EX-99.1 2 ex99_1.htm EXHIBIT 99.1

Exhibit 99.1
 
Name and Address of Reporting Person: 
Thomas H. Lee Advisors, LLC
 
c/o Thomas H. Lee Partners, L.P.
 
100 Federal Street, 35th Floor
 
Boston, MA  02110
 
Issuer Name and Ticker or Trading Symbol:
Black Knight Financial Services, Inc. [BKFS]
   
Date of Event Requiring Statement
May 12, 2017
(Month/Day/Year):  
 
Footnotes to Form 4

(1) This report is being filed by the following Reporting Persons:  Thomas H. Lee Advisors, LLC (“THL Advisors”), THL Equity Fund VI Investors (BKFS-LM), LLC (“THL BKFS-LM”), THL Equity Fund VI Investors (BKFS-NB), LLC (“THL BKFS-NB”) as well as Great-West Investors, L.P. (“Great West”), Putnam Investments Employees’ Securities Company III LLC (“Putnam III”), Mr. Thomas M. Hagerty and Mr. Gnaneshwar B. Rao. This Form 4 is being made in two parts and is also filed jointly with certain other persons in part one.  See Remarks.

(2) THL Advisors is the general partner of Thomas H. Lee Partners, L.P. (“THL Partners”), which is the sole manager of THL BKFS-LM and THL BKFS-NB. THL Advisors is attorney-in-fact of Great West and Putnam Investments, LLC, which is the managing member of Putnam Investments Holdings, LLC, which in turn is the managing member of Putnam III. Solely for purposes of Section 16 of the Exchange Act, THL BKFS-LM, THL BKFS-NB, Great West and Putnam III may be deemed directors by deputization.

(3) Each of THL BKFS-LM and THL BKFS-NB converted 178,571 and 7,143 units, respectively, of Black Knight Financial Services, LLC into an equal number of shares of the Issuer’s Class A Common Stock (the “Conversion”). In connection with the Conversion, 178,571 and 7,143 shares of the Issuer’s Class B Common Stock beneficially owned by BKFS-LM and BKFS-NB, respectively, were automatically cancelled for no consideration.  Shares of Class B Common Stock do not have economic rights.
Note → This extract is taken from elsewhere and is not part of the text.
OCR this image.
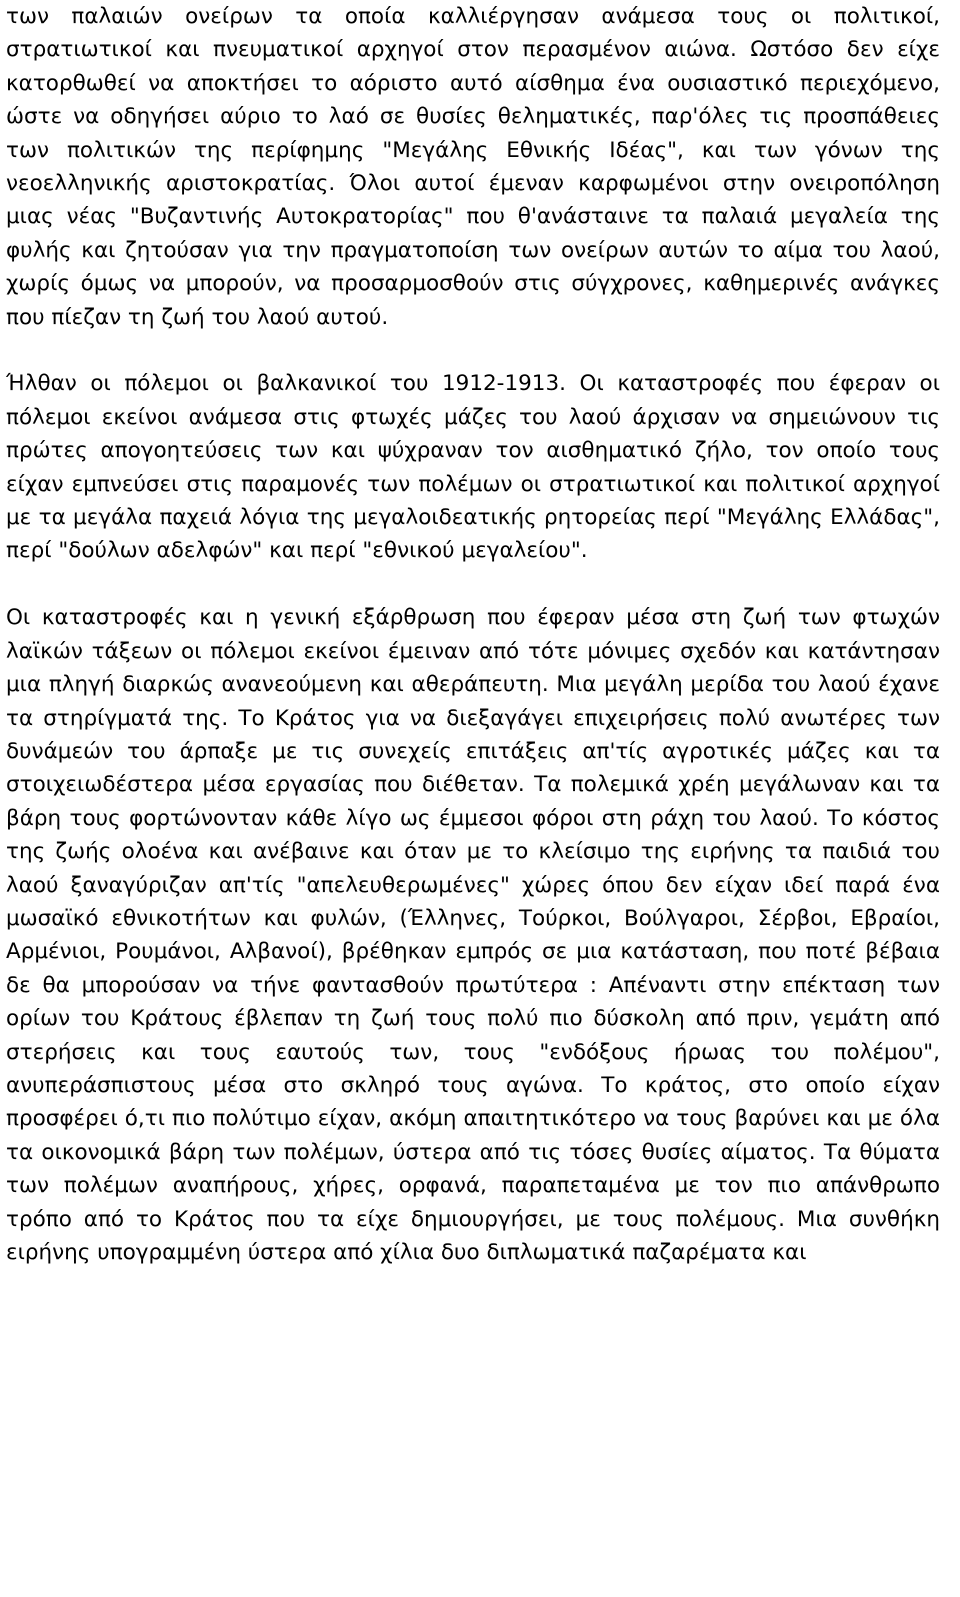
των παλαιών ονείρων τα οποία καλλιέργησαν ανάμεσα τους οι πολιτικοί, στρατιωτικοί και πνευματικοί αρχηγοί στον περασμένον αιώνα. Ωστόσο δεν είχε κατορθωθεί να αποκτήσει το αόριστο αυτό αίσθημα ένα ουσιαστικό περιεχόμενο, ώστε να οδηγήσει αύριο το λαό σε θυσίες θεληματικές, παρ'όλες τις προσπάθειες των πολιτικών της περίφημης "Μεγάλης Εθνικής Ιδέας", και των γόνων της νεοελληνικής αριστοκρατίας. Όλοι αυτοί έμεναν καρφωμένοι στην ονειροπόληση μιας νέας "Βυζαντινής Αυτοκρατορίας" που θ'ανάσταινε τα παλαιά μεγαλεία της φυλής και ζητούσαν για την πραγματοποίση των ονείρων αυτών το αίμα του λαού, χωρίς όμως να μπορούν, να προσαρμοσθούν στις σύγχρονες, καθημερινές ανάγκες που πίεζαν τη ζωή του λαού αυτού.

Ήλθαν οι πόλεμοι οι βαλκανικοί του 1912-1913. Οι καταστροφές που έφεραν οι πόλεμοι εκείνοι ανάμεσα στις φτωχές μάζες του λαού άρχισαν να σημειώνουν τις πρώτες απογοητεύσεις των και ψύχραναν τον αισθηματικό ζήλο, τον οποίο τους είχαν εμπνεύσει στις παραμονές των πολέμων οι στρατιωτικοί και πολιτικοί αρχηγοί με τα μεγάλα παχειά λόγια της μεγαλοιδεατικής ρητορείας περί "Μεγάλης Ελλάδας", περί "δούλων αδελφών" και περί "εθνικού μεγαλείου".

Οι καταστροφές και η γενική εξάρθρωση που έφεραν μέσα στη ζωή των φτωχών λαϊκών τάξεων οι πόλεμοι εκείνοι έμειναν από τότε μόνιμες σχεδόν και κατάντησαν μια πληγή διαρκώς ανανεούμενη και αθεράπευτη. Μια μεγάλη μερίδα του λαού έχανε τα στηρίγματά της. Το Κράτος για να διεξαγάγει επιχειρήσεις πολύ ανωτέρες των δυνάμεών του άρπαξε με τις συνεχείς επιτάξεις απ'τίς αγροτικές μάζες και τα στοιχειωδέστερα μέσα εργασίας που διέθεταν. Τα πολεμικά χρέη μεγάλωναν και τα βάρη τους φορτώνονταν κάθε λίγο ως έμμεσοι φόροι στη ράχη του λαού. Το κόστος της ζωής ολοένα και ανέβαινε και όταν με το κλείσιμο της ειρήνης τα παιδιά του λαού ξαναγύριζαν απ'τίς "απελευθερωμένες" χώρες όπου δεν είχαν ιδεί παρά ένα μωσαϊκό εθνικοτήτων και φυλών, (Έλληνες, Τούρκοι, Βούλγαροι, Σέρβοι, Εβραίοι, Αρμένιοι, Ρουμάνοι, Αλβανοί), βρέθηκαν εμπρός σε μια κατάσταση, που ποτέ βέβαια δε θα μπορούσαν να τήνε φαντασθούν πρωτύτερα : Απέναντι στην επέκταση των ορίων του Κράτους έβλεπαν τη ζωή τους πολύ πιο δύσκολη από πριν, γεμάτη από στερήσεις και τους εαυτούς των, τους "ενδόξους ήρωας του πολέμου", ανυπεράσπιστους μέσα στο σκληρό τους αγώνα. Το κράτος, στο οποίο είχαν προσφέρει ό,τι πιο πολύτιμο είχαν, ακόμη απαιτητικότερο να τους βαρύνει και με όλα τα οικονομικά βάρη των πολέμων, ύστερα από τις τόσες θυσίες αίματος. Τα θύματα των πολέμων αναπήρους, χήρες, ορφανά, παραπεταμένα με τον πιο απάνθρωπο τρόπο από το Κράτος που τα είχε δημιουργήσει, με τους πολέμους. Μια συνθήκη ειρήνης υπογραμμένη ύστερα από χίλια δυο διπλωματικά παζαρέματα και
(4) Pursuant to the Amended and Restated Operating Agreement of Black Knight Financial Services, LLC, LLC units are exchangeable for shares of the Issuer’s Class A Common Stock on a one-for-one basis, may be converted at any time and have no expiration date.

(5) Represents shares of Class A Common Stock of the Issuer sold by the following entities: 1,340,147 shares held by Thomas H. Lee Equity Fund VI, L.P.; 907,476 shares held by Thomas H. Lee Parallel Fund VI; 158,518 shares held by Thomas H. Lee Parallel (DT) Fund VI, L.P.; 1,357,143 shares held by THL Equity Fund VI Investors (BKFS), L.P.; 850,000 share held by THL Equity Fund VI Investors (BKFS) II, L.P.; 142,857 shares held by THL Equity Fund VI Investors (BKFS) III, L.P.; 43,964 shares held by THL Coinvestment Partners, L.P.; 259 shares held by THL Operating Partners, L.P; 178,571 shares held by THL BKFS-LM; 7,143 shares held by THL BKFS-NB; 6,973 shares held by Great West; and 6,949 shares held by Putnam III.
 

(6) Each of THL BKFS-LM, THL BKFS-NB, Great West and Putnam III disclaims beneficial ownership of the shares listed in this report, and this report shall not be deemed an admission that the reporting person is the beneficial owner of the securities for the purpose of Section 16 or for any other purpose, except to the extent of its pecuniary interest therein.

(7) Represents shares of the Issuer’s Class A common Stock received by each of Messrs. Hagerty and Rao as compensation for their service on the board of directors of the Issuer. Pursuant to the operative agreements for the THL Funds, any securities issued to persons serving as directors of portfolio companies of the THL Funds, such as the Issuer, are to be held for the benefit of the THL Funds.

(8) Messrs. Hagerty and Rao are Managing Directors of THL Partners.  Each disclaims beneficial ownership of such shares, and this report shall not be deemed an admission that the reporting person is the beneficial owner of such securities for the purpose of Section 16 or for any other purpose, except to the extent of his pecuniary interest therein.